Así, de primeras, todo el mundo está de acuerdo: nada mejor que ser inmortal. Por eso, porque a nadie se le escapa que vivir para siempre es uno de los más antiguos anhelos de la humanidad, diferentes equipos de científicos financiados por millonarios excéntricos en su mayoría trabajan para ver si encuentran el secreto de la vida eterna. Uno de esos millonarios, el ruso Dmitry Itskov, crre que en 2045 ese sueño de muchos podría convertirse en realidad.

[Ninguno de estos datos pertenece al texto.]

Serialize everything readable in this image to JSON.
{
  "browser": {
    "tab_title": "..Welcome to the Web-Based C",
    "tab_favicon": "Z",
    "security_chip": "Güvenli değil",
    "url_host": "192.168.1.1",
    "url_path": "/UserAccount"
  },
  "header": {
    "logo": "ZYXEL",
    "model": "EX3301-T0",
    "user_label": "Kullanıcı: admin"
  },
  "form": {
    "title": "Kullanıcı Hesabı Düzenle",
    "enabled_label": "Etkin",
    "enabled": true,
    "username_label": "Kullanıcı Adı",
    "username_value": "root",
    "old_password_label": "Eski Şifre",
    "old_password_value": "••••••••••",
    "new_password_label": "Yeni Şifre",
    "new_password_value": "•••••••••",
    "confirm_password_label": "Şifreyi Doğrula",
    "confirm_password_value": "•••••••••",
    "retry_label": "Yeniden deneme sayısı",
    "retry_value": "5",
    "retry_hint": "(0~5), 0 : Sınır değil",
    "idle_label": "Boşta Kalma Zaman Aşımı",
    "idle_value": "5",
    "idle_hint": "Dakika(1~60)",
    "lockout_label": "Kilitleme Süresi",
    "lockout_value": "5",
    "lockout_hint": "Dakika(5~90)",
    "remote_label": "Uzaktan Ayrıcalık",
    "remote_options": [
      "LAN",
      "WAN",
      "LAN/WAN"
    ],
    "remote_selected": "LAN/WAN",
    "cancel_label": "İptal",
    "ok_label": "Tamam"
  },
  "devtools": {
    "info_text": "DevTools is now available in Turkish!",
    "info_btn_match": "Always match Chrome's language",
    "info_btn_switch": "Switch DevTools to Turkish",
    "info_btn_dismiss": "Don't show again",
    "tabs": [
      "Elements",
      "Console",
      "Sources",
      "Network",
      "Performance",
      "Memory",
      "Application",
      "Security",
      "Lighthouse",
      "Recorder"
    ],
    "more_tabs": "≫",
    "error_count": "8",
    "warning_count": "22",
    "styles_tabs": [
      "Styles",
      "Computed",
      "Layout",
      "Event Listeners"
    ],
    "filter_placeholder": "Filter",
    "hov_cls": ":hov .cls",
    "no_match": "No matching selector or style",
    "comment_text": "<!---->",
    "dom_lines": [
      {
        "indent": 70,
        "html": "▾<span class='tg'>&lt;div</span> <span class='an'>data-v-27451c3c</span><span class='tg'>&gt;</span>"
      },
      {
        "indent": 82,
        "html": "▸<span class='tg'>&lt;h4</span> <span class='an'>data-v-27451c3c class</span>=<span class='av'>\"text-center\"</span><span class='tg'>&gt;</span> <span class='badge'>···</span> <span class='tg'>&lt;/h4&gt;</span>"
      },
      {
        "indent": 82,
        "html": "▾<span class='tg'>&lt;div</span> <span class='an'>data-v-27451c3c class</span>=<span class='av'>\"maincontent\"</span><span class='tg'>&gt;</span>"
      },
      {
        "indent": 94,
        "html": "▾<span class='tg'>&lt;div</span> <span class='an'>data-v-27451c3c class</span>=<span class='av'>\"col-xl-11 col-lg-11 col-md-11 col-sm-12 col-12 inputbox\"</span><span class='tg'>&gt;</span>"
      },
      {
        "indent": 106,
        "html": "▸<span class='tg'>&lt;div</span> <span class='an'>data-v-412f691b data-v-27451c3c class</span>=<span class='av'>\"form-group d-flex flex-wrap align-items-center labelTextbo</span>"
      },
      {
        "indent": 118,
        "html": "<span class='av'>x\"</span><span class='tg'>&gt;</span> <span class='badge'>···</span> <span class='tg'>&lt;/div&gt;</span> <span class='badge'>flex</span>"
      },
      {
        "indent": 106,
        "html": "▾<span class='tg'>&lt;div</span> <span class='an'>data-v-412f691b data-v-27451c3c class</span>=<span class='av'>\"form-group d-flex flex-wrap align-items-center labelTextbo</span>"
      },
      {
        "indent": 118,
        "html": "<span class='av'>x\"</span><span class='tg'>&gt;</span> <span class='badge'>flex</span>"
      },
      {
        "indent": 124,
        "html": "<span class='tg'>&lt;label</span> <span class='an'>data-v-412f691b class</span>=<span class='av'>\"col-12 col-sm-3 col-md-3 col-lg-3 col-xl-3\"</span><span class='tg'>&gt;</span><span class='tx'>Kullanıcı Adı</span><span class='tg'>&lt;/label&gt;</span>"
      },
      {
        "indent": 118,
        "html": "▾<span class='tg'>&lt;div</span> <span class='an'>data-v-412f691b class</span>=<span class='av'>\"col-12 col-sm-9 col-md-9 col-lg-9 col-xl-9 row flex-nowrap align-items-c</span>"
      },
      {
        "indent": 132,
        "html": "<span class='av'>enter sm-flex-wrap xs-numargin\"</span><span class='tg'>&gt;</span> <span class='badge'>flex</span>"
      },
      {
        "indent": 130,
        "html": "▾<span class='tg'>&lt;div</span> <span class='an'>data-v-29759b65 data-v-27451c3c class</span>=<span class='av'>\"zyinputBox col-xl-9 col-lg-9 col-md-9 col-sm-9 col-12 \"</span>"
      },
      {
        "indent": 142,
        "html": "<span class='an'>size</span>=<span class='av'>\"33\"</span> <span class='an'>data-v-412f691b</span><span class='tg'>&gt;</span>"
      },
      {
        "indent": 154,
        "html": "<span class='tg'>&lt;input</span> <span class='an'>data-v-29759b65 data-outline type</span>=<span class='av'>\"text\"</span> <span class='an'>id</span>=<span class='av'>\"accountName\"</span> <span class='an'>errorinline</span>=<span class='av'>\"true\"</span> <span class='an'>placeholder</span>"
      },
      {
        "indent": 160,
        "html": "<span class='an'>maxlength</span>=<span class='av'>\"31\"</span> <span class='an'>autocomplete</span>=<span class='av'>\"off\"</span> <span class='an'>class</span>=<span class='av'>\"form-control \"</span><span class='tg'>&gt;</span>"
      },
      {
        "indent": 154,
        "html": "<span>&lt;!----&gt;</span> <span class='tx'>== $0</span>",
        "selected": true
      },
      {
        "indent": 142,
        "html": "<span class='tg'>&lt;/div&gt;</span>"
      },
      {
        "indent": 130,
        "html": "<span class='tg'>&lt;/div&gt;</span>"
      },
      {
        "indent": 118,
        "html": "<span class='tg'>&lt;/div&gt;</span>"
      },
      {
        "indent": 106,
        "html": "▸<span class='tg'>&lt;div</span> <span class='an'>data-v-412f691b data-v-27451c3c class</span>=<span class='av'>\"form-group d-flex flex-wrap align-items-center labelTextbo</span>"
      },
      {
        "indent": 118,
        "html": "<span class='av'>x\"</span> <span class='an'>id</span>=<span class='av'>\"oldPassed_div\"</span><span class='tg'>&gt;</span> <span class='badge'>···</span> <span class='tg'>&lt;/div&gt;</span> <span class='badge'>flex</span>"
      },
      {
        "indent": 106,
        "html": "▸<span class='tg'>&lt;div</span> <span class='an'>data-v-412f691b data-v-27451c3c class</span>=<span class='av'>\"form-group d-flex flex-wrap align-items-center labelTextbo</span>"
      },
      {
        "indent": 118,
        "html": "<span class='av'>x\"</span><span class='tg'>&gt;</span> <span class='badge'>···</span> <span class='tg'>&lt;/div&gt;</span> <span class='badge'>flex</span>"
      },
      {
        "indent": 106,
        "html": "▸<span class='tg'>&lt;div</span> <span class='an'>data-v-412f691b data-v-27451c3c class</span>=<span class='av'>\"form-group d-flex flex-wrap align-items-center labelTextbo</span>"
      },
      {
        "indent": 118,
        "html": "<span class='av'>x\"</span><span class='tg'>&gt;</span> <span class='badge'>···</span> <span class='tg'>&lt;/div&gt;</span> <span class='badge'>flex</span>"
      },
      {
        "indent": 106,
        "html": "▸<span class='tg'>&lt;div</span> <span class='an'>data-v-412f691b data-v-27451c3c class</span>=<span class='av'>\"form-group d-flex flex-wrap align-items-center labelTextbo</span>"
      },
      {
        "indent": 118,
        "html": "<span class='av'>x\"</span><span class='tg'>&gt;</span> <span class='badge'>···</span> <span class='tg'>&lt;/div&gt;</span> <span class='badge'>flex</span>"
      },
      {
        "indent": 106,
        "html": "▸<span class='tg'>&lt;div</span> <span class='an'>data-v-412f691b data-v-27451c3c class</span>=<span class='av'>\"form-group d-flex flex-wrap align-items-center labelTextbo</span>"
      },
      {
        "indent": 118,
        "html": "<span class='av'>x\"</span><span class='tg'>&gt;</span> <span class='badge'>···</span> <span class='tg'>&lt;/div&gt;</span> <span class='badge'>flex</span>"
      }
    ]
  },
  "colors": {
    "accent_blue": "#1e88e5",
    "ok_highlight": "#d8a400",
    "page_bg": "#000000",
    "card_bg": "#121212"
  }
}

Una inmortalidad sólo virtual
El problema es que, la inmortalidad que promete Itskov no es como la imaginamos: se trata, en concreto, de una inmortalidad virtual que se consigue tras volcar el contenido de nuestro cerebro en un servidor y, a partir de todos esos datos, diseñar una copia en forma de avatar de nuestra persona. Itskov no es el único que lo plantea: Ray Kurzweil, director de Ingeniería de Google, también cree que será posible. Mientras, empresas como la estadounidense Nectome, trabajan para preservar cerebros usando un proceso de embalsamamiento de alta tecnología y permitir que, en un futuro no lejano, se pueda descargar la mente en un superordenador.
¿En serio?
A priori, todo ello parece más un despropósito que una posibilidad cierta y suena muy parecido a las ocurrencias de los que, no hace tanto, decían que había que congelarse para resucitar en el futuro. Yo, que soy de natural desconfiado y pragmático, tengo claro que si mis nietos, cuando me toque dejar este valle de lágrimas, deciden volcar lo mucho o poco que he aprendido y sentido en esta vida a un ordenador y me conviertem, qué sé yo, en un personaje de Red Dead Redemption 25, haría lo mismo que, probablemente, me haría a mí mi abuelo si le convierto en un personaje de Return to Monkey Island, el nuevo juego de la serie de aventuras gráficas que protagoniza Guybrush Threepwood: fastidiarles el juego y, si puedo, reventarles el ordenador. Pues eso: que, con las personas, tonterías, las justas. Morirnos (y hacerlo para siempre) es un derecho que nadie, nunca debería poder arrebatarnos, porque nada hay más triste que sobrevivir a todo lo que te hizo feliz un día y, encima, tener que hacerlo si ni siquiera darle un guantazo a quien tuvo la peregrina idea de meter tus recuerdos y experiencias en un disco duro para convertirte en dibujo animado.